Ricordiamolo ancora: 4.000 persone in cammino non sono poche. Il quadro complessivo è molto articolato e non è compito di Casa delle Culture dirimere le problematiche esposte. In questa Odissea di persone, di umanità in difficoltà ci sono già troppe caverne abitate da tanti Polifemo, che non hanno paura di contarsi, come le pecore dei loro greggi.
Tanti sono i Proci, che gioiscono sperando che l’attesa di Penelope sia vana, regalando buoni consigli.
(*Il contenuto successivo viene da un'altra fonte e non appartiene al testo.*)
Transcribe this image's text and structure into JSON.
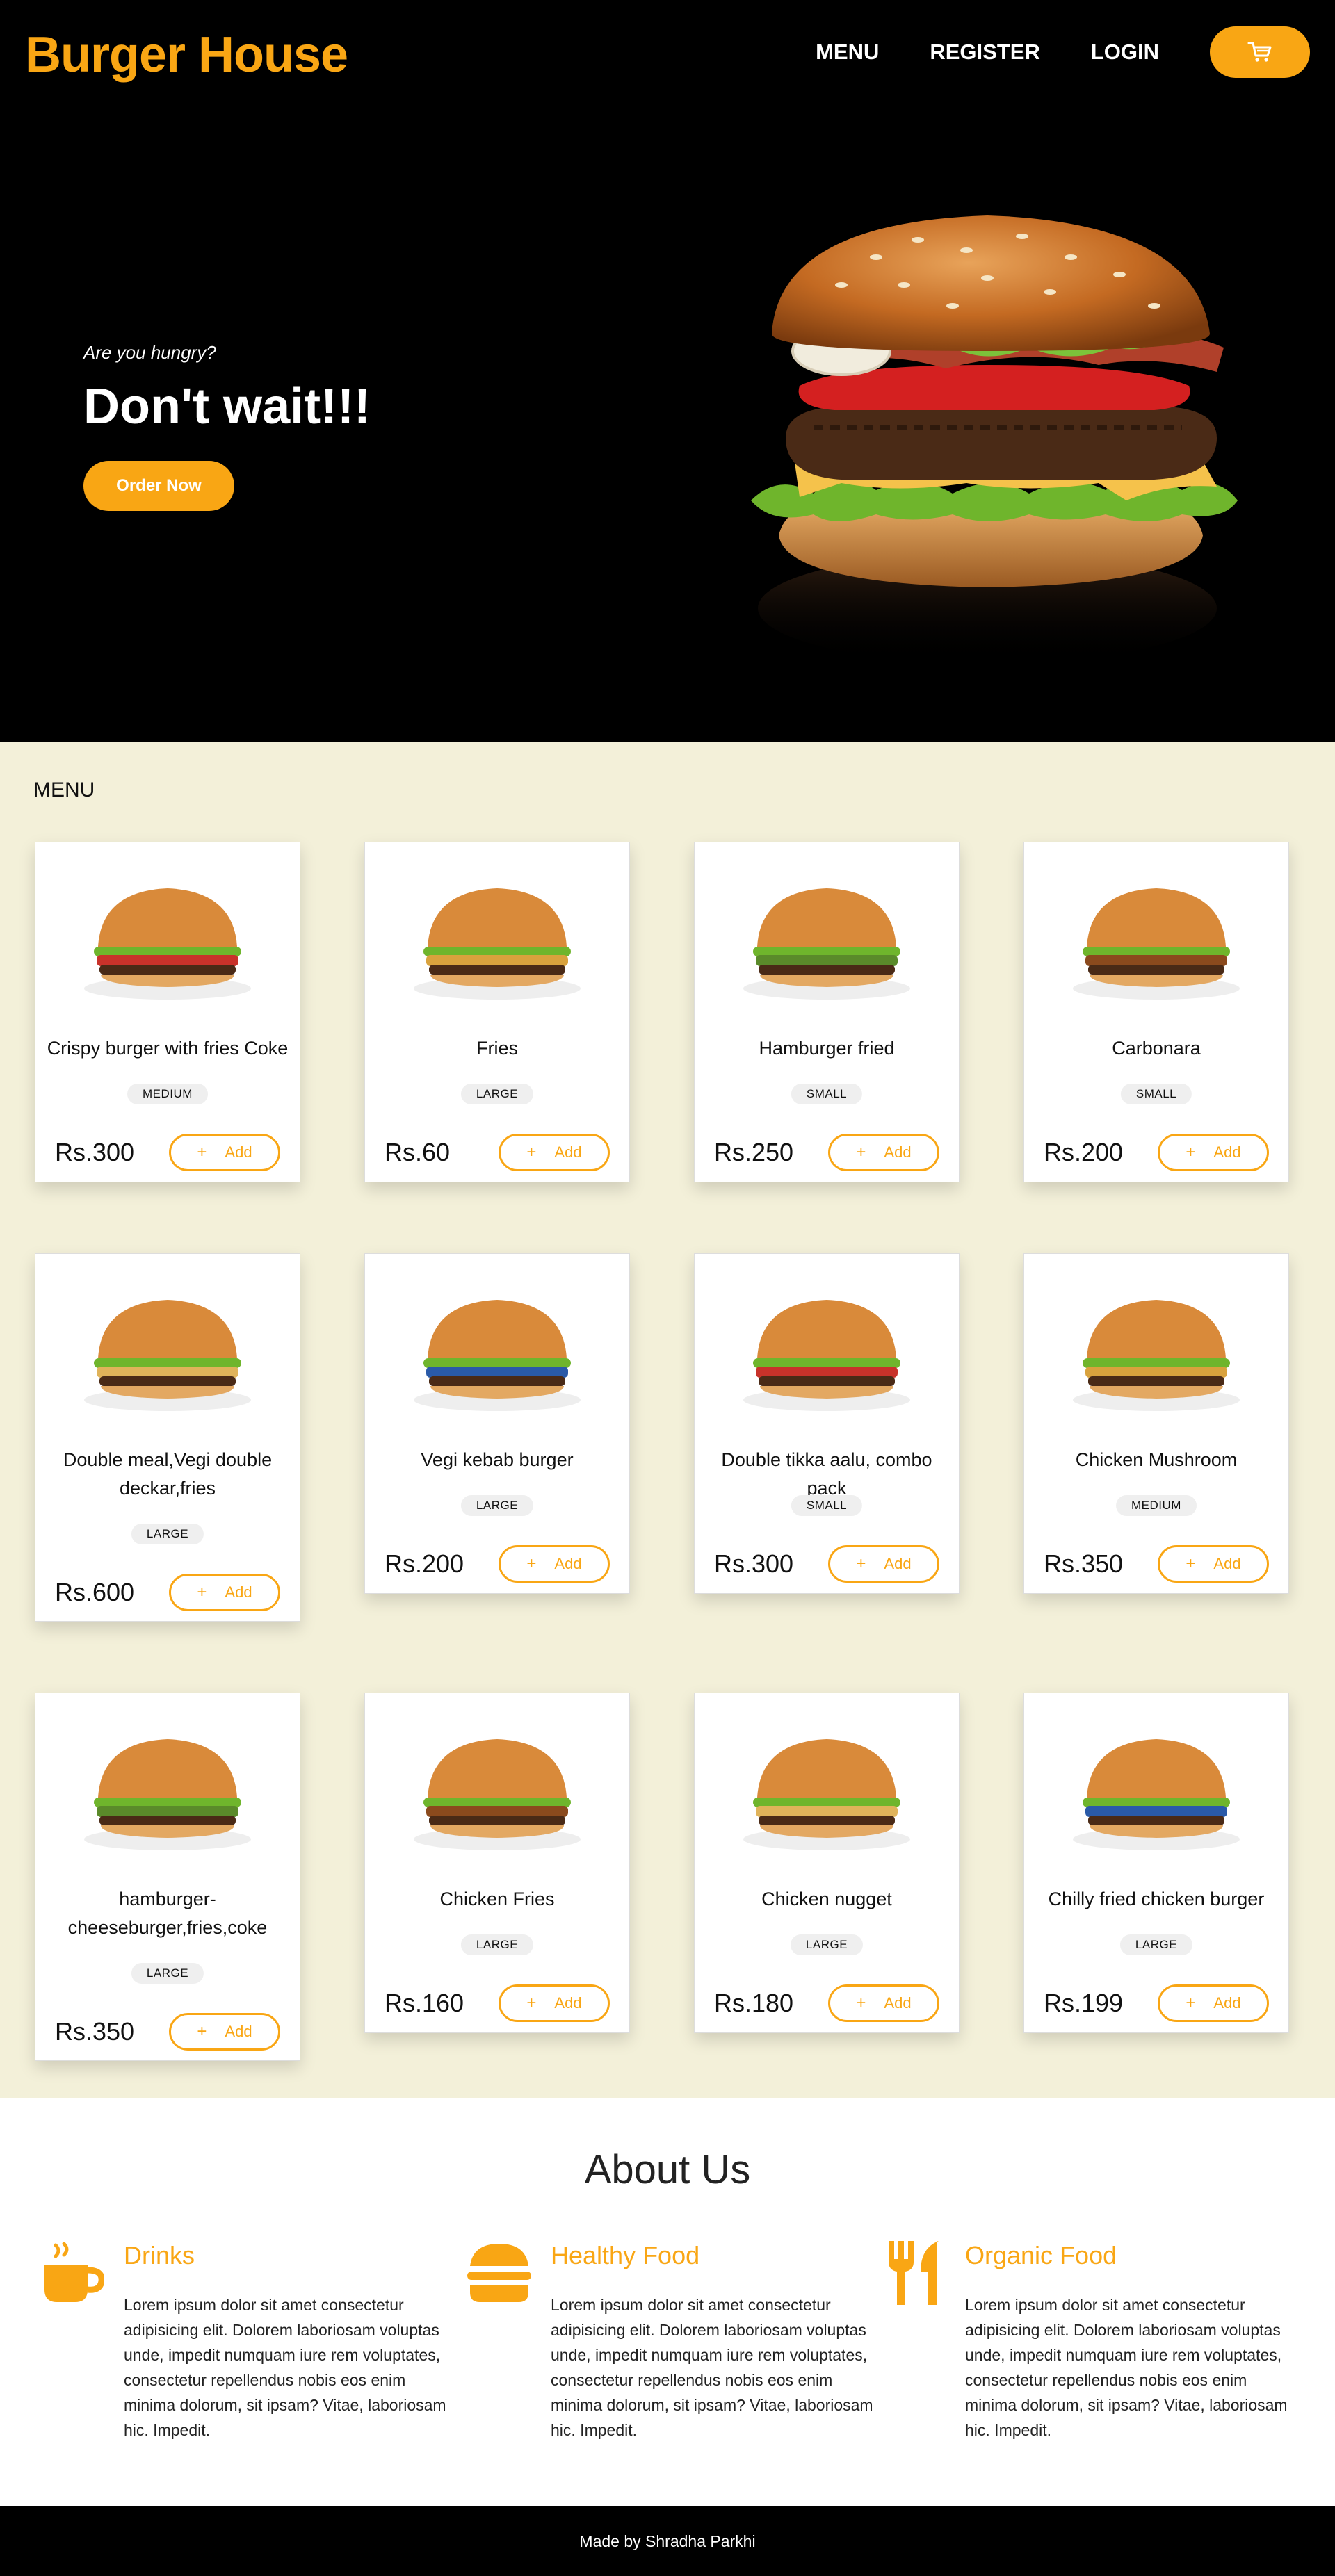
{
  "brand": "Burger House",
  "nav": {
    "menu": "MENU",
    "register": "REGISTER",
    "login": "LOGIN",
    "cart_icon": "cart-icon"
  },
  "hero": {
    "subtitle": "Are you hungry?",
    "title": "Don't wait!!!",
    "cta": "Order Now"
  },
  "menu": {
    "heading": "MENU",
    "add_label": "Add",
    "items": [
      {
        "name": "Crispy burger with fries Coke",
        "size": "MEDIUM",
        "price": "Rs.300"
      },
      {
        "name": "Fries",
        "size": "LARGE",
        "price": "Rs.60"
      },
      {
        "name": "Hamburger fried",
        "size": "SMALL",
        "price": "Rs.250"
      },
      {
        "name": "Carbonara",
        "size": "SMALL",
        "price": "Rs.200"
      },
      {
        "name": "Double meal,Vegi double deckar,fries",
        "size": "LARGE",
        "price": "Rs.600"
      },
      {
        "name": "Vegi kebab burger",
        "size": "LARGE",
        "price": "Rs.200"
      },
      {
        "name": "Double tikka aalu, combo pack",
        "size": "SMALL",
        "price": "Rs.300"
      },
      {
        "name": "Chicken Mushroom",
        "size": "MEDIUM",
        "price": "Rs.350"
      },
      {
        "name": "hamburger-cheeseburger,fries,coke",
        "size": "LARGE",
        "price": "Rs.350"
      },
      {
        "name": "Chicken Fries",
        "size": "LARGE",
        "price": "Rs.160"
      },
      {
        "name": "Chicken nugget",
        "size": "LARGE",
        "price": "Rs.180"
      },
      {
        "name": "Chilly fried chicken burger",
        "size": "LARGE",
        "price": "Rs.199"
      }
    ]
  },
  "about": {
    "title": "About Us",
    "features": [
      {
        "title": "Drinks",
        "icon": "mug-icon",
        "body": "Lorem ipsum dolor sit amet consectetur adipisicing elit. Dolorem laboriosam voluptas unde, impedit numquam iure rem voluptates, consectetur repellendus nobis eos enim minima dolorum, sit ipsam? Vitae, laboriosam hic. Impedit."
      },
      {
        "title": "Healthy Food",
        "icon": "burger-icon",
        "body": "Lorem ipsum dolor sit amet consectetur adipisicing elit. Dolorem laboriosam voluptas unde, impedit numquam iure rem voluptates, consectetur repellendus nobis eos enim minima dolorum, sit ipsam? Vitae, laboriosam hic. Impedit."
      },
      {
        "title": "Organic Food",
        "icon": "utensils-icon",
        "body": "Lorem ipsum dolor sit amet consectetur adipisicing elit. Dolorem laboriosam voluptas unde, impedit numquam iure rem voluptates, consectetur repellendus nobis eos enim minima dolorum, sit ipsam? Vitae, laboriosam hic. Impedit."
      }
    ]
  },
  "footer": "Made by Shradha Parkhi",
  "colors": {
    "accent": "#f9a614",
    "menu_bg": "#f3f0d9",
    "dark": "#000000"
  }
}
Sia concessa una valutazione: in assenza della tante Nausiche che danno una mano, che accompagnano, che regalano un respiro di umanità, questo cammino, questa Odissea silenziosa, ordinata e tutto sommato relativamente sicura, potrebbe non essere più così.
L’Amministrazione di Oulx, le amministrazioni comunali troppo spesso vengono lasciate sole a cercare di capire da che parte arrivi il canto delle Sirene. Ci piace pensare che alla fine il loro canto non sia altro che un aiuto, un auspicio alla riflessione più vera e più intima in ognuno di noi su ciò che sia utile e proficuo in questo cammino di speranza.
Ed allora la nostra associazione vuole con questo prolisso comunicato, dare una mano a chi aiuta, chi assiste questo cammino, auspicando che in Oulx, si continui ad erogare questo servizio di assistenza, articolato, complesso, difficile e faticoso, con le differenze e con le peculiarità che ad oggi lo caratterizzano e che rappresentano una risorsa, una necessità, che altri non avrebbero modo e voglia di garantire.
Sia permessa una ultima riflessione: il termine Cammino è odioso, lega il passo ad una necessità, ad una fede, ad un disegno di altri, ad una speranza. Quando verrà il tempo in cui il passo potrà essere libero e leggero, senza un dovere, un percorso predefinito, una speranza da inseguire?